In order to fulfill her lifelong dream, she searched high and low for the perfect sugerdaddy. She attracted them, young and old, she didn’t discriminate, but sadly they never stayed beyond a good time.
There was of course musty balls. He paid for Jersey Shore’s titties. Jersey Shore was eternally grateful because an aspiring teacher neeeds big titties.
There was Mr. Range Rover (commonly known as Tommy The Greek). Unfortunately, Range’s parents did not approve of Jersey Shore. After all, she was from the wrong side of the tracks, no formal education, and she looked like a stripper. When Range’s father caught her crawling thru a window to get to Range’s room. Jersey Shore was promptly dismissed.
[photo as soon as cleared for posting]
Then of course there was Dave C, the wealthy tall ‘drink of water’ beefy body builder type that Jersey Shore targeted. Unfortunately, Dave could not take a girl who “bartended for $100 tips” home to meet the family.
“My family will know you’re a gold digger, but we can be friends with benefits! I’ll pay your rent again” said Dave.
Then of course there was Matt “Hollywood”, an aspiring actor and recording artist! The total package! But once Hollywood learned that old musty balls bought Jersey Shore’s titties, she was promptly dismissed.
Could it be that Jersey Shore’s singing desires stem from her need to show Hollywood that she was worth keeping? Does she think they will cross paths if she wiggles her way into the industry?
While on spring break with her latest victim conquest, Jersey Shore was approached by Stumpy. Jersey Shore thought he was a local day laborer. Stumpy followed Jersey Shore around the resort like a lost puppy. She told him that she was a teacher by day and “$100 dollar a tip bartender” at Lookers Gentlemen’s Club by night. Aside from being small, Stumpy was rather gullible. But, Jersey Shore also told Stumpy that she could not possibly date him; she had her sights set on tall beefy bodybuilders with oversized wallets. Stumpy couldn’t foot the bill – “literally.”

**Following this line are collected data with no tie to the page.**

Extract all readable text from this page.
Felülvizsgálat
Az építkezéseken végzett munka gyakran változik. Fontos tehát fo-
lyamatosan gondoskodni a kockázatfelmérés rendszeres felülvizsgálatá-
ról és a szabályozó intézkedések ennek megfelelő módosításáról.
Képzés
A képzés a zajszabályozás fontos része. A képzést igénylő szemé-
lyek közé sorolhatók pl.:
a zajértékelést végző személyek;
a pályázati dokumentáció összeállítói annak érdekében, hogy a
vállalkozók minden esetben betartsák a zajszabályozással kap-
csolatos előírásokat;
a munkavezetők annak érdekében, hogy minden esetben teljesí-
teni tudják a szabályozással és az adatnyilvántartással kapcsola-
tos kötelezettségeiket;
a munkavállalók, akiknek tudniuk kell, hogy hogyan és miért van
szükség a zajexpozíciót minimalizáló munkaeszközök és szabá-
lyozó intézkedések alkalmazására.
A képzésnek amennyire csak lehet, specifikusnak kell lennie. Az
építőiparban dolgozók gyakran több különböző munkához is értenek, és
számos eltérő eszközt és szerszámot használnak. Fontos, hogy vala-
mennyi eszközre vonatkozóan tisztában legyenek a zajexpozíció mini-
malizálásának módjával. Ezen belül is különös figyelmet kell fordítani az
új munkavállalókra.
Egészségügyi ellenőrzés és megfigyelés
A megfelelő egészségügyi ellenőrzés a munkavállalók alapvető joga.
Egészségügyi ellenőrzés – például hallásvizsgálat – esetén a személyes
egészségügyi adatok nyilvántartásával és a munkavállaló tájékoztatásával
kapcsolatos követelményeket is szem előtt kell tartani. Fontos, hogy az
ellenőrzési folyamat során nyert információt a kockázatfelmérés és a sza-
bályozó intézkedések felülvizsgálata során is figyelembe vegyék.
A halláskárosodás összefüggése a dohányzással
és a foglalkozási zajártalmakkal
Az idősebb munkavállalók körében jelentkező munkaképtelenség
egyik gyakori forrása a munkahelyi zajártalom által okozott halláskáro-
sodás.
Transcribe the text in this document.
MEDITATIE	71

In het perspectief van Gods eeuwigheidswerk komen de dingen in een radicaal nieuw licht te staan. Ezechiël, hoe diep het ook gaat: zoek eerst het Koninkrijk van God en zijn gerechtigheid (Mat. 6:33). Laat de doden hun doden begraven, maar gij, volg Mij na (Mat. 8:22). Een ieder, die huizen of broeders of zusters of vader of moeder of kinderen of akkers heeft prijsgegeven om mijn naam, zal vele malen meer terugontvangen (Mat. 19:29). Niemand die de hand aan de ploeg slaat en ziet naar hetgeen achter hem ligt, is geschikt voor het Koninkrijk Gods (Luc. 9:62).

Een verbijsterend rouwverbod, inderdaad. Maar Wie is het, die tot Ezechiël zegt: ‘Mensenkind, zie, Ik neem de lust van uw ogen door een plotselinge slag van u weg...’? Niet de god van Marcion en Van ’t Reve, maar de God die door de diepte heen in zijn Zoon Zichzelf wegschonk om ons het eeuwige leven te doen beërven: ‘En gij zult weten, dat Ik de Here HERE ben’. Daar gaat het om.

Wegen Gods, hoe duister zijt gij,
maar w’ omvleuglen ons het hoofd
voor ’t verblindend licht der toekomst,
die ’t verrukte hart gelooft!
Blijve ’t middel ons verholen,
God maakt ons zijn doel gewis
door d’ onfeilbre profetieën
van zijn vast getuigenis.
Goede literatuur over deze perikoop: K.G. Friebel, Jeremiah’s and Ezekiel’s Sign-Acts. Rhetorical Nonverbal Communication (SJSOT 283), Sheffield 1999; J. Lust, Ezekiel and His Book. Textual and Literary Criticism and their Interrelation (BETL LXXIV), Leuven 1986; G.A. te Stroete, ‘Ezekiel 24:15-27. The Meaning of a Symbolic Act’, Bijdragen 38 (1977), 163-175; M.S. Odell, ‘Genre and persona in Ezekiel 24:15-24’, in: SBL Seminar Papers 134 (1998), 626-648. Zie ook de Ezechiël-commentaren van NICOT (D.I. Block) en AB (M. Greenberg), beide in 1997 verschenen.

To Jersey Shore’s shock and dismay, Stumpy appeared at Looker’s several months later – big bills in hand! For weeks and weeks Stumpy came to Lookers and each time he came with his $100 tip, he would ask her out. Jersey Shore would graciously decline – how could Stumpy possibly give her the lifestyle that she aspired to have?
One evening, Jersey Shore and her friends crashed a party in Franklin Lakes. At the party, Jersey Shore got her first glimpse at TARZAN. She fell madly and hopelessly in love AT FIRST SIGHT! TARZAN was the biggest thing she had ever seen! “I must have TARZAN” she exclaimed.
Within days of seeing TARZAN, Jersey Shore formulated her plan. When Stumpy next came to Lookers to give her his $100 tip (for a drink of course), Jersey Shore shed a tear and told him that her roommate threw her out of their apartment in Bayonne. She would soon be homeless!
“How can that be?” said Stumpy “a princess can’t be homeless! Stay with me till yous find a place.”
“Oh thank you, Angel From God!! It would be impossible to teach 2nd grade, bartend for big tips while finishing college if I have to live in a bedazzled box!” replied Jersey Shore.
Jersey Shore moved into Stumpy’s house. Within a week of moving in, Jersey Shore came home with tears in her eyes yet again, “I can’t teach those kids, they’re monsters. I can’t possibly teach, work at the tanning salon and bartend for $100 tips!”
Stumpy immediately told his princess to quit all her jobs! She was to work for him as a receptionist since he was a very HUGE & Impotent [sic] Real Estate Developer.
Thus starts the fairy tale life between Melissa Marco and Tarzan!
And Missy and Tarzan lived happily ever after . . .
. . . almost
. . . until Tarzan was sold for a bigger house
. . . and the electric company turned the lights off for nonpayment.
. . . and she realized she would have to keep Stumpy too.
You didn’t think Tarzan was Stumpy, did you!! I said BIG! Missy fell in love with big bold beautiful Tarzan, the house that mucho money built!